NYPD arrests man with AK-47 outside Iranian journalist Masih Alinejad’s home in New York

A man armed with a loaded AK-47 was arrested outside the Brooklyn home of Iranian dissident journalist Masih Alinejad on Thursday, according to sources and charging documents.
Khalid Mehdiyev, 23, was found with the assault rifle, a high-capacity magazine and more than $1,000 in cash when he was arrested after hiding for two days, according to a federal complaint.
The complaint makes no explicit connection between Mehdiyev and Alinejad, but says the defendant had focused on an unnamed “residence” in Brooklyn.
Law enforcement observed Mehdiyev sitting in a gray Subaru Forester SUV with an Illinois license plate for several hours Wednesday and Thursday. Federal authorities said he ordered food in his car and looked inside the windows and tried to open the front door of the residence where he was parked outside, according to the complaint. .
NYPD officers arrested Mehdiyev on Thursday after running through a stop sign. The gendarmes discovered that he was driving without a license and he was arrested.
Police later searched his vehicle and found the AK-47 loaded with multiple magazines, extra rounds and a suitcase full of cash. Two other different license plates were also found.
Mehdiyev told police he had been staying in Yonkers, but the rent there was too high and he was looking for a new place to live in the Brooklyn neighborhood. He said he tried to open the front door of the residence so he could knock on an interior door to ask if he could rent a room.

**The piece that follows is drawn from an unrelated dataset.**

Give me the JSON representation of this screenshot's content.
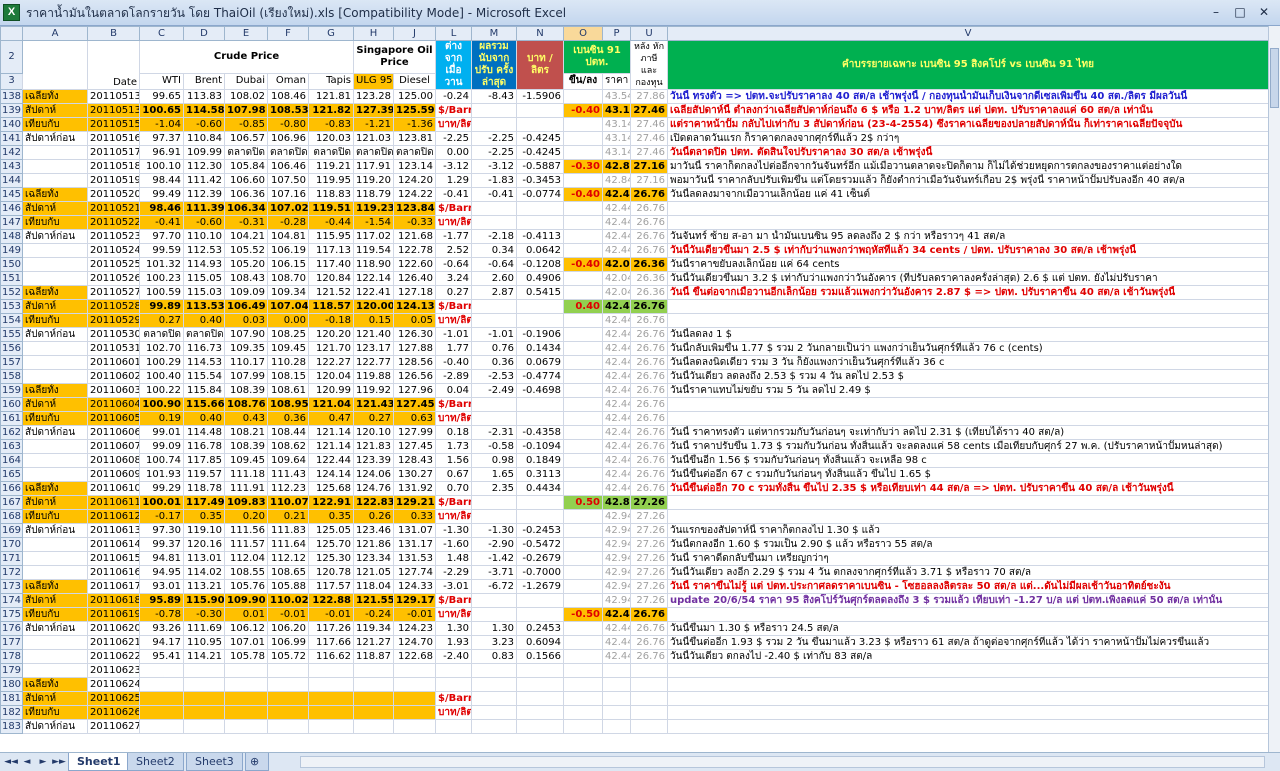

He first told officers he had borrowed the car and knew nothing about the gun and said the suitcase was not his.
He later confessed that the gun was his and that he was in Brooklyn “because he was looking for someone,” according to the complaint.
plan to smuggle her back to Iran silences her critics of human rights abuses in the Islamic Republic. Four Iranian agents were arrested by federal agents.
Alinejad’s plan to kidnap Alinejad in the United States reportedly included hiring private investigators to conduct several days of surveillance during which she and her family members were photographed and videotaped at and around her home from Brooklyn.
Alinejad could not be reached for comment by The Post on Saturday.